Theoretical analysis of the impacts of light illumination on the transient current of sputter-deposited non-doped ZnO films

• Published in: AIP advances Vol. 11; no. 1; pp. 015030 - 015030-9
• Main Authors: Omura, Yasuhisa, Sato, Shingo
• Format: Journal Article
• Language: English
• Published: Melville American Institute of Physics 01.01.2021; AIP Publishing LLC
• Subjects: Continuity equation; Grain boundaries; Illumination; Light; Light emitting diodes; Time constant; Time dependence; Transient current; Zinc oxide
• ISSN: 2158-3226; 2158-3226
• DOI: 10.1063/5.0036882

This paper proposes a possible theoretical model to analyze the impacts of light illumination on the post-illumination transient current of sputter-deposited non-doped ZnO films.

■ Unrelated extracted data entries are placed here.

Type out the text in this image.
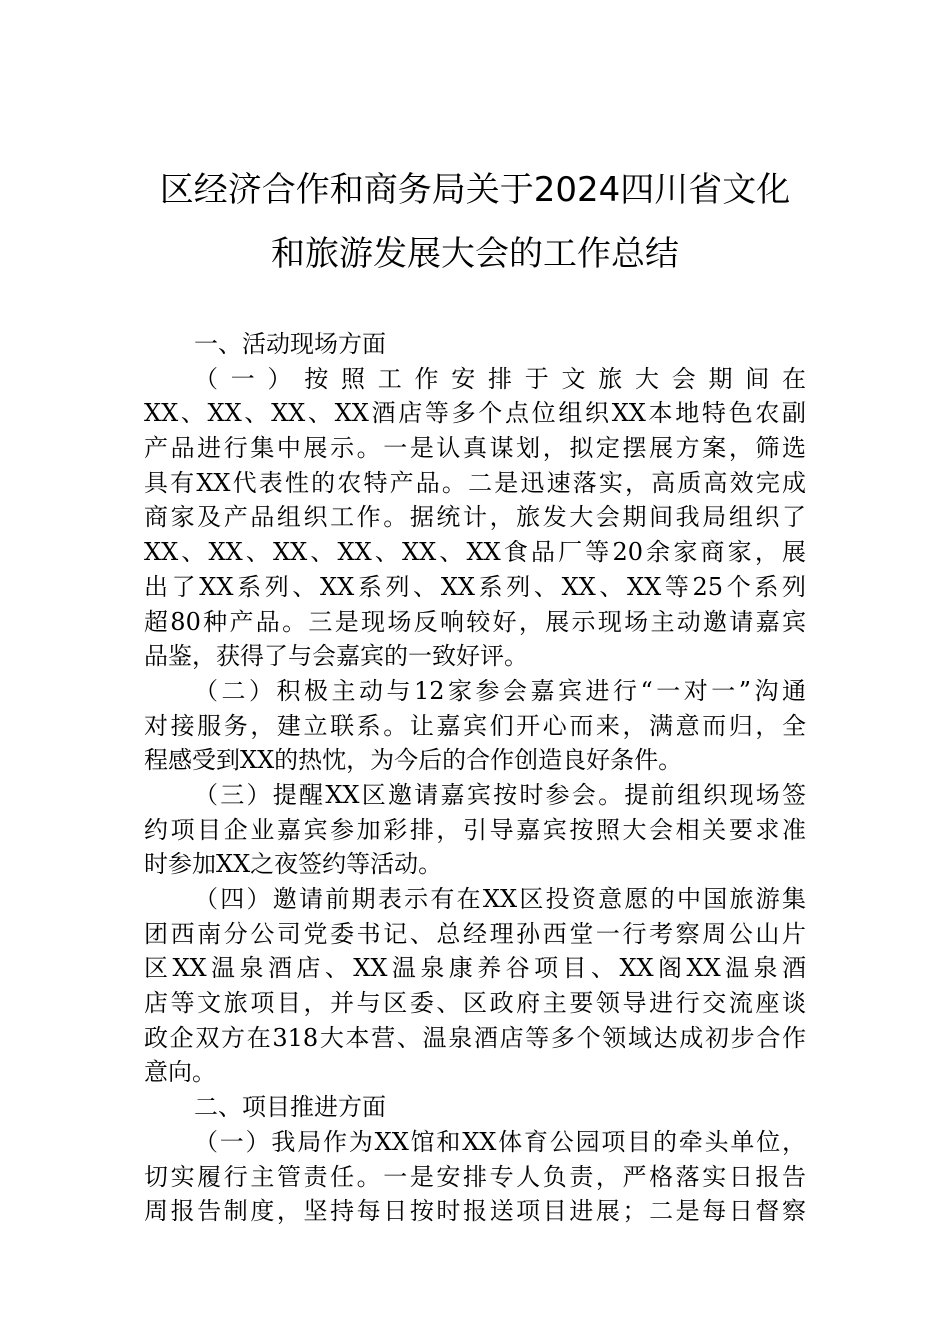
区经济合作和商务局关于2024四川省文化
和旅游发展大会的工作总结
一、活动现场方面
（一）按照工作安排于文旅大会期间在
XX、XX、XX、XX酒店等多个点位组织XX本地特色农副
产品进行集中展示。一是认真谋划，拟定摆展方案，筛选
具有XX代表性的农特产品。二是迅速落实，高质高效完成
商家及产品组织工作。据统计，旅发大会期间我局组织了
XX、XX、XX、XX、XX、XX食品厂等20余家商家，展
出了XX系列、XX系列、XX系列、XX、XX等25个系列
超80种产品。三是现场反响较好，展示现场主动邀请嘉宾
品鉴，获得了与会嘉宾的一致好评。
（二）积极主动与12家参会嘉宾进行“一对一”沟通
对接服务，建立联系。让嘉宾们开心而来，满意而归，全
程感受到XX的热忱，为今后的合作创造良好条件。
（三）提醒XX区邀请嘉宾按时参会。提前组织现场签
约项目企业嘉宾参加彩排，引导嘉宾按照大会相关要求准
时参加XX之夜签约等活动。
（四）邀请前期表示有在XX区投资意愿的中国旅游集
团西南分公司党委书记、总经理孙西堂一行考察周公山片
区XX温泉酒店、XX温泉康养谷项目、XX阁XX温泉酒
店等文旅项目，并与区委、区政府主要领导进行交流座谈
政企双方在318大本营、温泉酒店等多个领域达成初步合作
意向。
二、项目推进方面
（一）我局作为XX馆和XX体育公园项目的牵头单位，
切实履行主管责任。一是安排专人负责，严格落实日报告
周报告制度，坚持每日按时报送项目进展；二是每日督察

Although the authors have already demonstrated experimentally the impact of wavelength on the resistance of such films (various light-emitting diodes were used), the influence of ambient gas on their resistance, and the influence of temperature on resistance in detail, no significant theoretical basis was provided. In this paper, the physical images of the phenomena are theoretically reconsidered and a theoretical model is developed based on the experimental results. The mathematical formulation provided involves the time-dependent diffusion current model, and the continuity equation is solved to achieve a plausible solution of the time constant of the transient process. The theoretical solution strongly suggests that oxygen vacancy levels and/or traps around the grain boundaries and inside the grains contribute to the post-illumination transient behavior of dc-biased current. The non-linear effect on the transient process is also discussed for directing future research.